Interpret the Evidence and Put It in Context

Document Links:

Document 27.1 No More Miss America! (1968)

Document 27.2 GLORIA STEINEM, Women Freeing the Men, Too (1970)

Document 27.3 NATIONAL BLACK FEMINIST ORGANIZATION, Statement of Purpose (1973)

Document 27.4 PAT MAINARDI, The Politics of Housework (1970)

Document 27.5 PHYLLIS SCHLAFLY, What’s Wrong with “Equal Rights” for Women? (1972)

INTERPRET THE EVIDENCE

  1. According to New York Radical Women, how had male ideas of “what women are supposed to be” constrained women’s lives (Document 27.1)? What range of issues did these radical feminists raise?

  2. Why did Gloria Steinem emphasize to a class of Vassar women how women’s liberation would benefit men (Document 27.2)? How did different feminists envision the roles of men in their movement?

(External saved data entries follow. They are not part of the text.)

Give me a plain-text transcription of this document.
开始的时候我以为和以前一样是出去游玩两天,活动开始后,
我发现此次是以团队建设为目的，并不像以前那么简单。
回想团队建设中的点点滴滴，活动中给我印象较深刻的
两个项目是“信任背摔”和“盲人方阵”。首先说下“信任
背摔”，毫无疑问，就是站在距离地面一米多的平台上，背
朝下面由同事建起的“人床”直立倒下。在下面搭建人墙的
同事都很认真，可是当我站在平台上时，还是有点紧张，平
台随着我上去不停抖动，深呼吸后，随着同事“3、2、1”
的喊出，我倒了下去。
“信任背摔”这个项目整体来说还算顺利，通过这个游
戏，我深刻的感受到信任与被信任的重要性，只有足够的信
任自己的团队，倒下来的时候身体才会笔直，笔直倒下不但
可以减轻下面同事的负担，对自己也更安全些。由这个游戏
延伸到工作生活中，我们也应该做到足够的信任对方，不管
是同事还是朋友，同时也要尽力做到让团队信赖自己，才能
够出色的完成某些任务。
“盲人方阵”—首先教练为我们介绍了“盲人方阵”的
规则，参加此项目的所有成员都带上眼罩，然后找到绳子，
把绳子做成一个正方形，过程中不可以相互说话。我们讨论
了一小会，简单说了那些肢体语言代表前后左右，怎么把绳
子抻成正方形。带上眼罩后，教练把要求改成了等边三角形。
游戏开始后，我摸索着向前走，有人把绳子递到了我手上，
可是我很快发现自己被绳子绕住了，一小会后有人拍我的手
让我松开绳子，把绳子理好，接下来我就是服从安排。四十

  3. According to the National Black Feminist Organization, what were the unique problems black women faced (Document 27.3)? How did they see their relationship to white feminists and to the male-dominated black liberation movement?

  4. In what ways did Pat Mainardi and Phyllis Schlafly disagree over the nature of housework (Documents 27.4 and 27.5)? How does Mainardi’s focus on housework fit with the demands of New York Radical Women, Gloria Steinem, and the National Black Feminist Organization?

  5. What was Phyllis Schlafly’s definition of women’s liberation (Document 27.5)? Who do you think might have agreed with her analysis? Who, aside from radical feminists, might have disagreed?

PUT IT IN CONTEXT

  1. Where do the agendas of the various advocates of women’s liberation overlap, and where do they differ?

  2. How does feminism compare with the other progressive social movements of the 1960s and 1970s?